Picture the scene. You're in the hot seat on Who Wants to be a Millionaire? and Chris Tarrant has just handed you the cheque for £500,000 that your last correct answer has won you - but he doesn't want to give you that!
After a few moments of agonising indecision, you throw caution to the wind and opt for the million-pound clincher. The music strikes up, the spotlights zoom, and then the question comes.
"What organisation is responsible for addressing the UK hospitality skills shortage? Is it A) the Institute of Hospitality; B) People 1st; C) Springboard UK or D) the Hospitality Skills Academy?"
Cue cold sweats, a sinking feeling and sheepish acceptance of a £50,000 cheque.
Of course, in reality Tarrant would never be able to pose such a question. After all, each of the four answers is correct, to a greater or lesser extent - and therein lies one of the obstacles to solving the skills problem that has dogged the industry for decades.
If you find hospitality's sheer number of institutes, academies, guilds and associations bewildering, you're not alone.

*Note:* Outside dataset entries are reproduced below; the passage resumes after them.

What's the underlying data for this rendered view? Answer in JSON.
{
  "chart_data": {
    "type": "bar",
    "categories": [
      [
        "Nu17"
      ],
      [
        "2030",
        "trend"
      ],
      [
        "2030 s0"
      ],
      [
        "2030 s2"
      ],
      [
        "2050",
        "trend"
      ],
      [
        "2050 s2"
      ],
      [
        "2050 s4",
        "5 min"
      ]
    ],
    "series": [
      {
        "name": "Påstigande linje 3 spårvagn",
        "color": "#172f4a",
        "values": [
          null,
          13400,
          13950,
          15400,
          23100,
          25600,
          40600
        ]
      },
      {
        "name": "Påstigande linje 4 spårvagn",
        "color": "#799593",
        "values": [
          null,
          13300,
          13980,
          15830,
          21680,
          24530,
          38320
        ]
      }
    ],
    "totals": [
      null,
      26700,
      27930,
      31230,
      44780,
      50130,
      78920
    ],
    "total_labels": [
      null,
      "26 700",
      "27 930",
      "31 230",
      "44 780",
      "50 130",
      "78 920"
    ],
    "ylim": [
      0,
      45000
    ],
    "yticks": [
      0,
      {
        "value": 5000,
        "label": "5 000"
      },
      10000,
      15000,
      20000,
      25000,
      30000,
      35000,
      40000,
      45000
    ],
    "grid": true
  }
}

In this week's Caterer, Bob Cotton admits that even he finds the training and qualifications landscape befuddling - and he, for the next few months at least, remains the chief executive of the British Hospitality Association.
No one doubts that any of these bodies does any less than the very best it can to drive up skills and attract fresh talent for the hospitality industry. The trouble is that their remits represent a Venn diagram of overlapping interests and responsibilities.
On page 35 of our 26 March 2010 issue, Cotton calls for a single national forum to "bring all the interested parties together and collectively agree the way ahead".
He is right, of course, but don't expect the creation of a single, unifying body taking strategic decisions on the industry to be quick or easy. There are too many vested interests and diverging agendas for that.